There’s a snap in the air tonight, but nothing stops the well-coiffed and just-tatty-enough hordes from turning out for a throw down in the glamorous art deco surrounds of Bloomsbury Ball room.
Billed ‘As another night of unparalleled musical excellence and festive debauchery’, DiS certainly feels like the backdrop is set when stepping into the immaculate Ballroom. No grotty floors, stained walls and faulty plumbing here. Everything is instead clean lines, period fixtures and stylish seating. If only all venues could look this impressive. And the bold and the beautiful apparently comes with the venue, because the room is filled with nobody but the stylish for a night put on by Be, who’ve been wandering a bit since the closure of the Proud Galleries in September, and the boys from Adventures Close to Home. Two Camden stalwarts who’ve been bringing a bit of the glam back to typically indie ghettos over the past few years.
It’s girls versus boy tonight and first up on the bill is Stricken City. Fronted be Rebekah Rah, this London four-piece make a bold stand for intelligent, left-of-centre guitar pop, and they do it with brilliant style. Bringing to mind bits of Kate Bush and early Siouxsie, Rah is a sight to behold as she leads her band in crafting a noise that bodes of incredibly promising things to come. This is a band to watch.
Led by former Fanny Pack member Cat Hartwell (come on, you remember ‘Camel Toe’), Holy Hail are another indie electro quartet from New York. Embracing the kind of gritty stripped-back beats most expertly used by The Gossip and featuring half-spoken, half sung duets between Hartwell and keyboard player Kevin Cooke, the band at their absolute best, like on ‘County Fair (Part Two)’, are like a post-modern Sinatra and Hazelwood, reared on a love of hip-hop and early New Order. The idea is possibly brilliant, but unfortunately the great moments are far and few with snippets of smart melody frequently getting lost in the mix.
Bring on the indie testosterone, then, with St Albans’ Friendly Fires. Fresh from a summer that saw the group’s post-punk derived dance-rock leave a favourable impression among many a festival goer, the band’s star certainly seems on the ascent in ‘08 with new single ‘Paris’ (reviewed next week on DiS). The crowd eat up every whack of the cowbell and vocals reminiscent of a Simon Le Bon reared on hardcore. Yet, no matter how much the band stress their love of dance, the one thing clearly evident tonight is that Friendly Fires are, for better or for worse, a pop band through and through. If accessible anthemic pop is your musical tipple of choice, then this lot are sure to please; but if you’re looking for something to challenge and push your conceptions of where guitar-inflected dance music can go, then you’d better look elsewhere.
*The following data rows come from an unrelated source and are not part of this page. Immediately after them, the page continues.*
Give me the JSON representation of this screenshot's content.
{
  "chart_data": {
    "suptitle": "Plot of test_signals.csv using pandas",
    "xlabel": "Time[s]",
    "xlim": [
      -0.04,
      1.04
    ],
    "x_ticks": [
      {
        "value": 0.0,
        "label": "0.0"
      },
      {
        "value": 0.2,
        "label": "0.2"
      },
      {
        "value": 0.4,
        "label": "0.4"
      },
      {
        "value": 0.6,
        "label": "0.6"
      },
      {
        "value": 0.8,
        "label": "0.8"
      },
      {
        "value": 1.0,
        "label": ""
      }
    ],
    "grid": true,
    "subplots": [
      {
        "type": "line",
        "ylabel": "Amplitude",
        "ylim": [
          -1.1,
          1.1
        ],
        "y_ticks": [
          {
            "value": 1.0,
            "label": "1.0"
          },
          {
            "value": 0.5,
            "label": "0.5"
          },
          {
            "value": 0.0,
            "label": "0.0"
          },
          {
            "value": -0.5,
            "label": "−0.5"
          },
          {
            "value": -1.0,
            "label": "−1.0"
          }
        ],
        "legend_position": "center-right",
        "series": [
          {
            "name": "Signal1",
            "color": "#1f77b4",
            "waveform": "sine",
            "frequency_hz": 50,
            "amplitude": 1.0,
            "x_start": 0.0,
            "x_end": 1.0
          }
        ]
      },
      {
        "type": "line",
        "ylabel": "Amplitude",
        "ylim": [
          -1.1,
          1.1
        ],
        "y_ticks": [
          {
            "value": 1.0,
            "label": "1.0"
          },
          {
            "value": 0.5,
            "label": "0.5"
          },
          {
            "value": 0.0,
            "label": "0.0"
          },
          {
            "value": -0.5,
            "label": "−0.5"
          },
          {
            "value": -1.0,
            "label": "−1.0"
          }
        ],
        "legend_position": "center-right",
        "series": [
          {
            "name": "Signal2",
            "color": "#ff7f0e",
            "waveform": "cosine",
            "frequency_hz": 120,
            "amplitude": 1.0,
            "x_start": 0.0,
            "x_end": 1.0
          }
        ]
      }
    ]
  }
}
And then we come to the headliners. Mystery Jets are met with a roar before launching into their increasingly polished pop. Maybe it’s their long months of touring, or maybe it’s their recent recording work alongside indie-dance king Erol Alkan, but any of the quirky sensibilities that resulted in the word ‘prog’ being affixed to the band have apparently been ironed out. New and old songs blend one into the other in a manner that, while hard to fault, rarely does much to truly engage. It’s only when the band break out older songs like ‘The Boy Who Ran Away’ that things move beyond the realm of by-the-numbers and a glimmer of brilliance peaks its head out from behind the technically accomplished curtain.
Was it truly a night of unparalleled musical excellence? Eh… not exactly, but the promised debauchery certainly made up for any shortcomings.